We lived close enough to hunting land that I could walk.  I had to take either the rifle or the shotgun.  Each required a different technique.

That area had both jackrabbits and cottontail rabbits.  It took me some time to learn that only the jackrabbits would run if I walked fast.  I didn’t want jackrabbits.  The cottontail rabbits would stay hidden and let me walk past them.  I learned to walk slowly and not in a straight line, as I had to get within ten feet or they wouldn’t run.  If they didn’t run, I would never see them.  I always used the 410 shotgun for cottontail rabbits. 

If I was after squirrels, I used the rifle and special ammunition.  They were called CB caps and only contained a cap.  The cartridge contained no gun powder.  They were very quiet, and the farmer who owned the land never heard gunshots.  The CB caps were also safer as they had a limited range.  I doubt that the bullet would go ¼ mile.  The killing range was less than 50 feet due to being so weak.
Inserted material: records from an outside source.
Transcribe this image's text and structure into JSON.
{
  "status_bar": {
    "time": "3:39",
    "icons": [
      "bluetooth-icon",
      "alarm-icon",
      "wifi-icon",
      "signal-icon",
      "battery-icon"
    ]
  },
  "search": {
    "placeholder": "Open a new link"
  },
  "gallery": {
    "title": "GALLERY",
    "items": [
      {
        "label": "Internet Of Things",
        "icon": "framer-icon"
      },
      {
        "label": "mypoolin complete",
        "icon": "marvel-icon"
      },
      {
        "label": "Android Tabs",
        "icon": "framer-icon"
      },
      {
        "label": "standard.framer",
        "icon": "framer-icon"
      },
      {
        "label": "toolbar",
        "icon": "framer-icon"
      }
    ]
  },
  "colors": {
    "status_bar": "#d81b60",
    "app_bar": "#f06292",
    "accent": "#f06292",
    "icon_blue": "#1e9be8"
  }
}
Sometimes I would hunt in another area that was a few miles away.  I would carry the rifle or shotgun in one hand and ride my bike with the other hand.  Most of that distance was along city streets.  I would tie the rear legs together and hand it on the handlebars to get home with my game.  People would see me riding with a gun and the game on the handlebars and smile at my success.

They understood that I was a youngster feeding the family.

Imagine riding through a residential neighborhood today with a gun?  Someone would most likely call the police.

A school bus would take us to and from school in Goddard, Kansas.  On the way home, I would hope to see three or four inches of snow.  That was the perfect condition for hunting, as I could track the footprints of the game.

In summer, I would fish.

I lived only a mile from Cowskin Creek, so it was an easy walk.  I learned to set bank lines for catfish.  Each day I would remove any catfish that were pan size or larger and rebate the hooks.

The majority of the lines would be empty of my bait or a catfish.  Sometimes I would hook a snapping turtle.

I had to carry my 22 revolver in the tackle box because the cottonmouth snakes were everywhere. Typically they would drop off into the water and leave.

A few would hiss and refuse to go away.

One-shot took care of the snake. 

I like snakes, but not poisonous ones.  I was not particularly eager to waste a bullet on anything that we couldn’t eat.

I remember that once I was fishing, and behind me was a dead tree, and all that was left was a fifteen-foot high stump.  Unknown to me, a screech owl had landed at the top of the stump.  He let out a screech, and I quickly turned and shot it.  I felt horrible as he was earning a living in his natural way. 

That taught me to hesitate and make sure of what I was doing.